О смерти Гермогена нам известно из грамоты монахов Троице-Сергиева монастыря, полученной князем Д. М. Пожарским в начале апреля 1612 года. Там говорится, что поляки прислали к Гермогену русских людей, которые пытались уговорить его написать нижегородскому ополчению, чтобы не ходило к Москве. Гермоген отвечал: «Да будут благословенны те, которые идут для очищения Московского государства, а вы, изменники, будьте прокляты». Поляки за это велели уморить патриарха голодом. Умер Гермоген 17 февраля 1612 года и был погребен в Чудовом монастыре.
Заметим, что к февралю 1612 года положение с продовольствием в Кремле стало хуже некуда. Польские солдаты доходили до людоедства. Естественно, что рацион заключенных был крайне скуден, а Гермогену уже было за восемьдесят.

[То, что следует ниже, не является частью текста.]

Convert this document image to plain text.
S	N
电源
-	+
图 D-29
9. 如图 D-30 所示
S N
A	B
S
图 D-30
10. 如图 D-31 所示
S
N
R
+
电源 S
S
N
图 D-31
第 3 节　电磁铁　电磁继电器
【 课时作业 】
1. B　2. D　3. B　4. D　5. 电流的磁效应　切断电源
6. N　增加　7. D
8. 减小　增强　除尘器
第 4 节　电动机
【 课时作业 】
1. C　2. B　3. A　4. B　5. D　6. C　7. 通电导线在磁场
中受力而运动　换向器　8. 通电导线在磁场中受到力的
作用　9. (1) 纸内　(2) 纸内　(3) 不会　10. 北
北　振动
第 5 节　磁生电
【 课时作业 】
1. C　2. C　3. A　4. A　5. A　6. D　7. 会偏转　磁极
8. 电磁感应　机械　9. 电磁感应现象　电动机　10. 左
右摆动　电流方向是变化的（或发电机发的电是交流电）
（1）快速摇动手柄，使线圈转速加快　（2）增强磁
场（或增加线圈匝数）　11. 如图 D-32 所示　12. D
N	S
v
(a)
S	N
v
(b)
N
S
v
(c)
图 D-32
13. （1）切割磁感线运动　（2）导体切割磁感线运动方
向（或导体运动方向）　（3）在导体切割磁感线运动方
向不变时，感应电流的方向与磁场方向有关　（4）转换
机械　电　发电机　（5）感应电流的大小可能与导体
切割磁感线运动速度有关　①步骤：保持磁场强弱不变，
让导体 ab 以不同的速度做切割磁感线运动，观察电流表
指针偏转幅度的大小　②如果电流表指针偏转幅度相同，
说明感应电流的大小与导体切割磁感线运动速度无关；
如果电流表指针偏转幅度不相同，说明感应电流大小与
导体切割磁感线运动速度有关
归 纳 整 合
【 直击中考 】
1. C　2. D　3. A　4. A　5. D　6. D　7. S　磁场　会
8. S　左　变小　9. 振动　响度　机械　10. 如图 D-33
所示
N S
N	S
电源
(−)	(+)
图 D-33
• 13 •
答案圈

После смерти Гермоген был причислен к лику святых. Царские и церковные историки сделали из него мученика за веру и духовного вождя русского народа в борьбе с поляками. В советское время патриотическая деятельность Гермогена оценивалась положительно, но куда более скромно. Гермоген явно не тянет на роль вождя или даже организатора двух ополчений, его скорее можно назвать символом борьбы русских людей против польской интервенции.
МАРИНА МНИШЕК
Роковую роль в истории Смуты сыграла польская семейка Мнишеков. Собственно, поляками я называю Мнишеков, лишь следуя укоренившемуся историческому и литературному штампу. На самом деле Мнишеки были чехами. Но назвал Пушкин Марину в сцене у фонтана «польской девой», так теперь и рука не поднимается написать «чешская дева», да и большинству читателей ухо резать будет. Так что буду называть Мнишеков поляками.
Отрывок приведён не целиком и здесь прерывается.